After all of the scandals, inquiries, reviews and new laws and regulations it's surprising the extent to which financial planners employed by or aligned with the big four banks and AMP flog their employers' superannuation funds and other financial products to punters.
Most financial planners are aligned with or employed by one of the big banks or AMP, which "manufacture" their own financial products on which these institutions generate fee revenue.
The report by the Australian Securities and Investments Commission shows institutions do have many more "external" financial products listed on their "approved lists" of products.
However, this appears to be largely to give the illusion that the planner can select the most suitable financial product from a wide range of providers.
Although there are exceptions at some of the advice firms owned by the institutions, ASIC's report shows that financial advisers at the big banks continue to recommend the products of their employers, sometimes regardless of investment merit.
ASIC looked at the files where superannuation advice was provided during 2015 to 2017.
In 10 per cent of the sample advice files where the recommendation was to invest in an in-house super fund, ASIC found significant concerns about the impact of the non-compliant advice on the customers' financial situation.

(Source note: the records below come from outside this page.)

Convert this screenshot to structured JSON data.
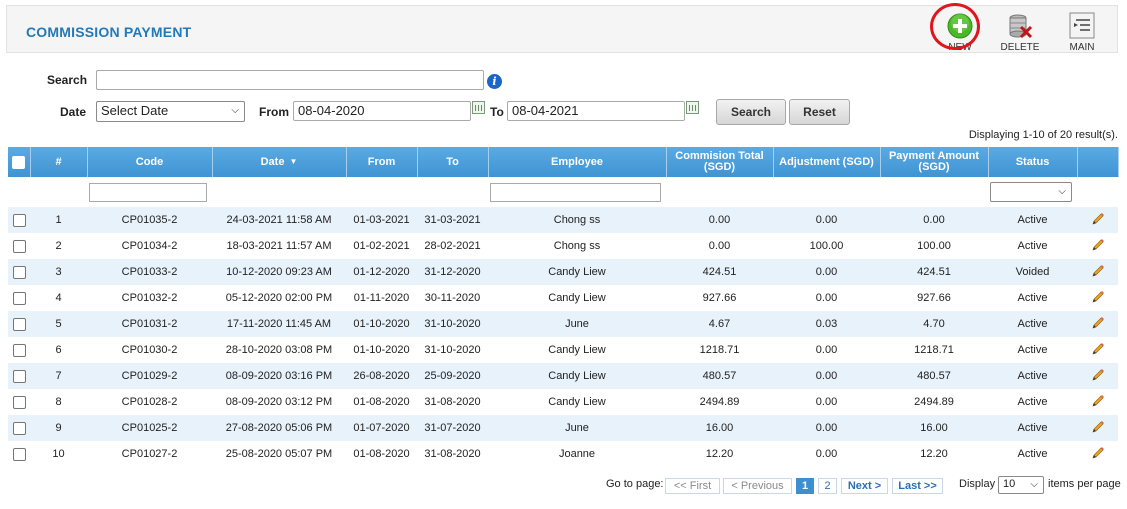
{
  "header": {
    "title": "COMMISSION PAYMENT",
    "tools": {
      "new_label": "NEW",
      "delete_label": "DELETE",
      "main_label": "MAIN"
    }
  },
  "filters": {
    "search_label": "Search",
    "search_value": "",
    "date_label": "Date",
    "date_select": "Select Date",
    "from_label": "From",
    "from_value": "08-04-2020",
    "to_label": "To",
    "to_value": "08-04-2021",
    "search_button": "Search",
    "reset_button": "Reset"
  },
  "result_info": "Displaying 1-10 of 20 result(s).",
  "table": {
    "columns": {
      "no": "#",
      "code": "Code",
      "date": "Date",
      "from": "From",
      "to": "To",
      "employee": "Employee",
      "commission_total": "Commision Total (SGD)",
      "adjustment": "Adjustment (SGD)",
      "payment_amount": "Payment Amount (SGD)",
      "status": "Status"
    },
    "rows": [
      {
        "no": "1",
        "code": "CP01035-2",
        "date": "24-03-2021 11:58 AM",
        "from": "01-03-2021",
        "to": "31-03-2021",
        "employee": "Chong ss",
        "commission": "0.00",
        "adjustment": "0.00",
        "payment": "0.00",
        "status": "Active"
      },
      {
        "no": "2",
        "code": "CP01034-2",
        "date": "18-03-2021 11:57 AM",
        "from": "01-02-2021",
        "to": "28-02-2021",
        "employee": "Chong ss",
        "commission": "0.00",
        "adjustment": "100.00",
        "payment": "100.00",
        "status": "Active"
      },
      {
        "no": "3",
        "code": "CP01033-2",
        "date": "10-12-2020 09:23 AM",
        "from": "01-12-2020",
        "to": "31-12-2020",
        "employee": "Candy Liew",
        "commission": "424.51",
        "adjustment": "0.00",
        "payment": "424.51",
        "status": "Voided"
      },
      {
        "no": "4",
        "code": "CP01032-2",
        "date": "05-12-2020 02:00 PM",
        "from": "01-11-2020",
        "to": "30-11-2020",
        "employee": "Candy Liew",
        "commission": "927.66",
        "adjustment": "0.00",
        "payment": "927.66",
        "status": "Active"
      },
      {
        "no": "5",
        "code": "CP01031-2",
        "date": "17-11-2020 11:45 AM",
        "from": "01-10-2020",
        "to": "31-10-2020",
        "employee": "June",
        "commission": "4.67",
        "adjustment": "0.03",
        "payment": "4.70",
        "status": "Active"
      },
      {
        "no": "6",
        "code": "CP01030-2",
        "date": "28-10-2020 03:08 PM",
        "from": "01-10-2020",
        "to": "31-10-2020",
        "employee": "Candy Liew",
        "commission": "1218.71",
        "adjustment": "0.00",
        "payment": "1218.71",
        "status": "Active"
      },
      {
        "no": "7",
        "code": "CP01029-2",
        "date": "08-09-2020 03:16 PM",
        "from": "26-08-2020",
        "to": "25-09-2020",
        "employee": "Candy Liew",
        "commission": "480.57",
        "adjustment": "0.00",
        "payment": "480.57",
        "status": "Active"
      },
      {
        "no": "8",
        "code": "CP01028-2",
        "date": "08-09-2020 03:12 PM",
        "from": "01-08-2020",
        "to": "31-08-2020",
        "employee": "Candy Liew",
        "commission": "2494.89",
        "adjustment": "0.00",
        "payment": "2494.89",
        "status": "Active"
      },
      {
        "no": "9",
        "code": "CP01025-2",
        "date": "27-08-2020 05:06 PM",
        "from": "01-07-2020",
        "to": "31-07-2020",
        "employee": "June",
        "commission": "16.00",
        "adjustment": "0.00",
        "payment": "16.00",
        "status": "Active"
      },
      {
        "no": "10",
        "code": "CP01027-2",
        "date": "25-08-2020 05:07 PM",
        "from": "01-08-2020",
        "to": "31-08-2020",
        "employee": "Joanne",
        "commission": "12.20",
        "adjustment": "0.00",
        "payment": "12.20",
        "status": "Active"
      }
    ]
  },
  "pagination": {
    "goto_label": "Go to page:",
    "first": "<< First",
    "previous": "< Previous",
    "pages": [
      "1",
      "2"
    ],
    "next": "Next >",
    "last": "Last >>",
    "display_label": "Display",
    "per_page_value": "10",
    "per_page_suffix": "items per page"
  },
  "colors": {
    "accent": "#2479b8",
    "header_bg": "#4d9fdc",
    "row_alt": "#e7f2fb",
    "highlight_ring": "#e0161d"
  }
}
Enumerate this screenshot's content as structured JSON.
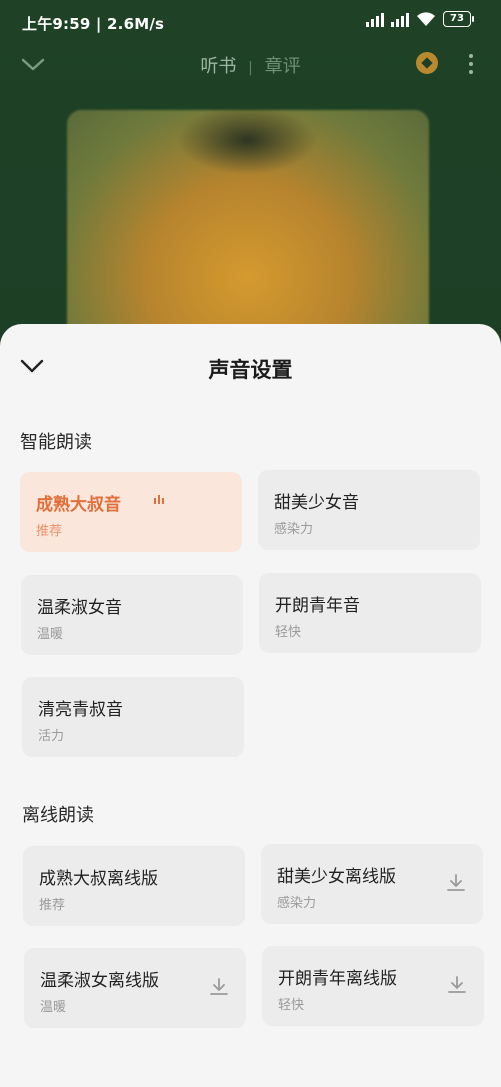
{
  "status": {
    "time": "上午9:59 | 2.6M/s",
    "battery": "73"
  },
  "player": {
    "tabs": [
      "听书",
      "章评"
    ],
    "tab_separator": "|"
  },
  "sheet": {
    "title": "声音设置",
    "smart_section": {
      "title": "智能朗读",
      "voices": [
        {
          "name": "成熟大叔音",
          "desc": "推荐",
          "selected": true
        },
        {
          "name": "甜美少女音",
          "desc": "感染力"
        },
        {
          "name": "温柔淑女音",
          "desc": "温暖"
        },
        {
          "name": "开朗青年音",
          "desc": "轻快"
        },
        {
          "name": "清亮青叔音",
          "desc": "活力"
        }
      ]
    },
    "offline_section": {
      "title": "离线朗读",
      "voices": [
        {
          "name": "成熟大叔离线版",
          "desc": "推荐"
        },
        {
          "name": "甜美少女离线版",
          "desc": "感染力",
          "download": true
        },
        {
          "name": "温柔淑女离线版",
          "desc": "温暖",
          "download": true
        },
        {
          "name": "开朗青年离线版",
          "desc": "轻快",
          "download": true
        }
      ]
    }
  },
  "colors": {
    "accent": "#e0703b",
    "selected_bg": "#fbe6dc",
    "card_bg": "#ececec",
    "player_bg": "#1e4228"
  }
}
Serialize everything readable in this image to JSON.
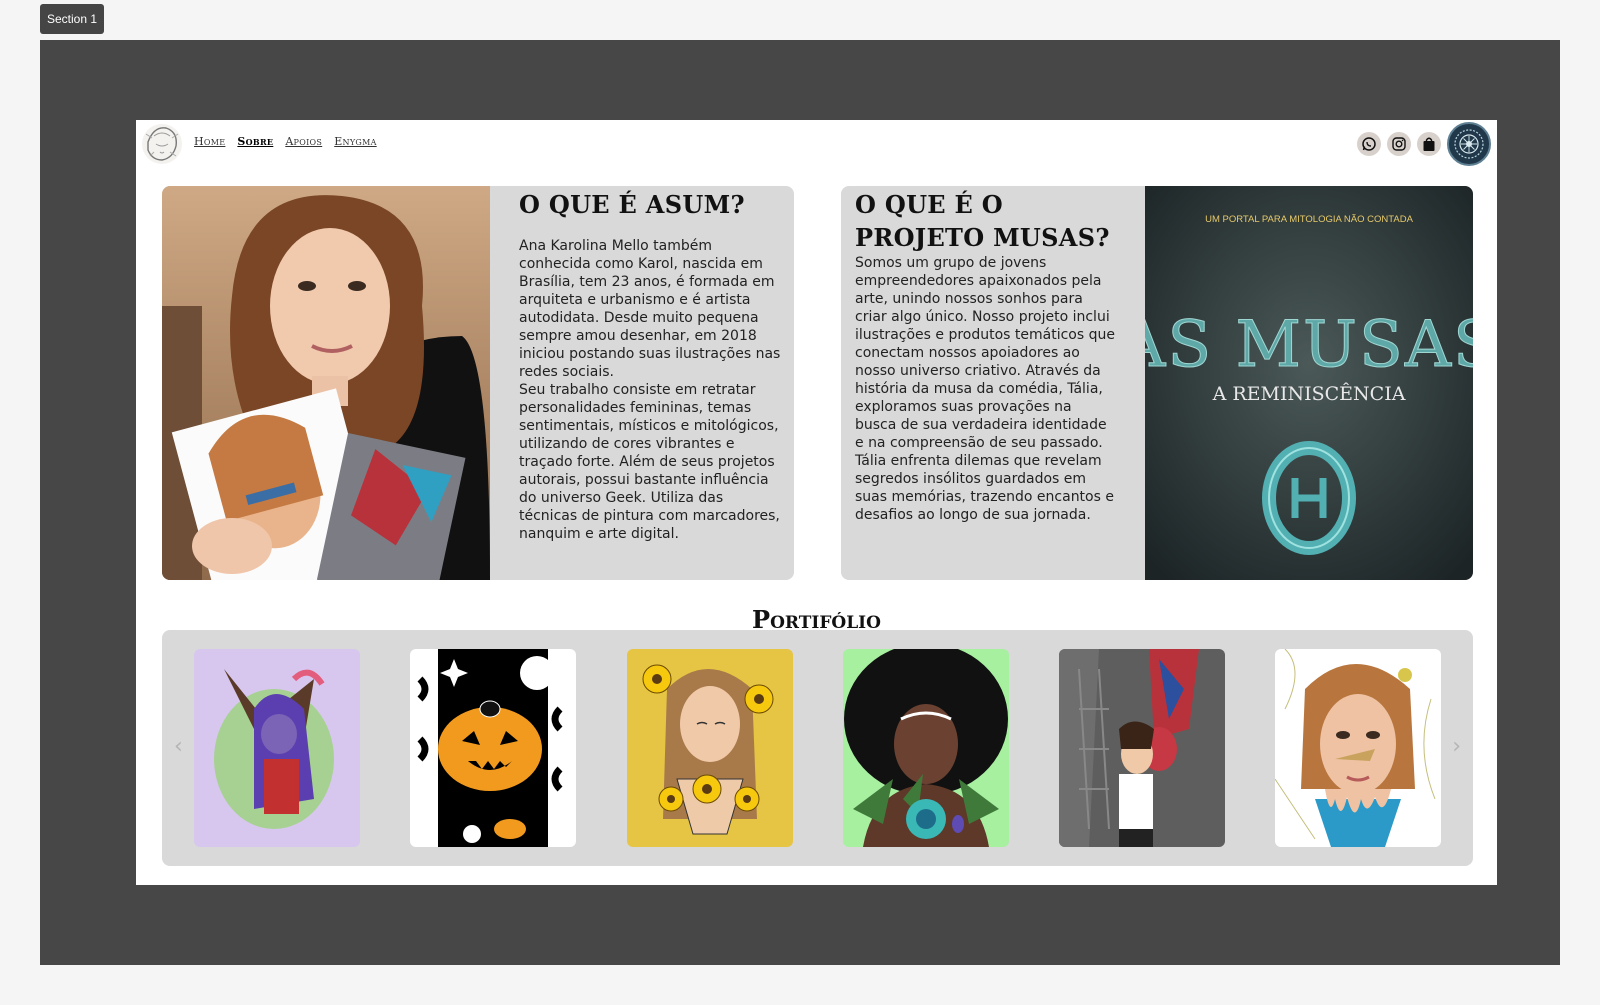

ASIC does not say so, but some of these recommendations were probably to switch from high-performing industry super funds to poorer-performing retail funds.
The regulator was also concerned that the advice-seeker was being switched to a super fund with inferior insurance arrangements or higher fees, or both.
This reluctance to not always put the interest of the advice-seeker first is surprising given the number of times the regulator has found similar problems in its shadow shops and reports going back almost 20 years.
The most recent was the shadow shop released in March 2012 of planners giving retirement advice.
In one-quarter of the advice samples, inappropriate financial products were recommended.
The regulator notes some improvements in the practices of the advice licensees and their advisers, compared with what it found in it previous surveillance work.
Many consumers are likely to choose to seek advice from a big bank or AMP because of the supposed comfort of a big brand.
But no one wants recommendations that preferences the interests of the institution employing the adviser over their own and which leaves them worse off.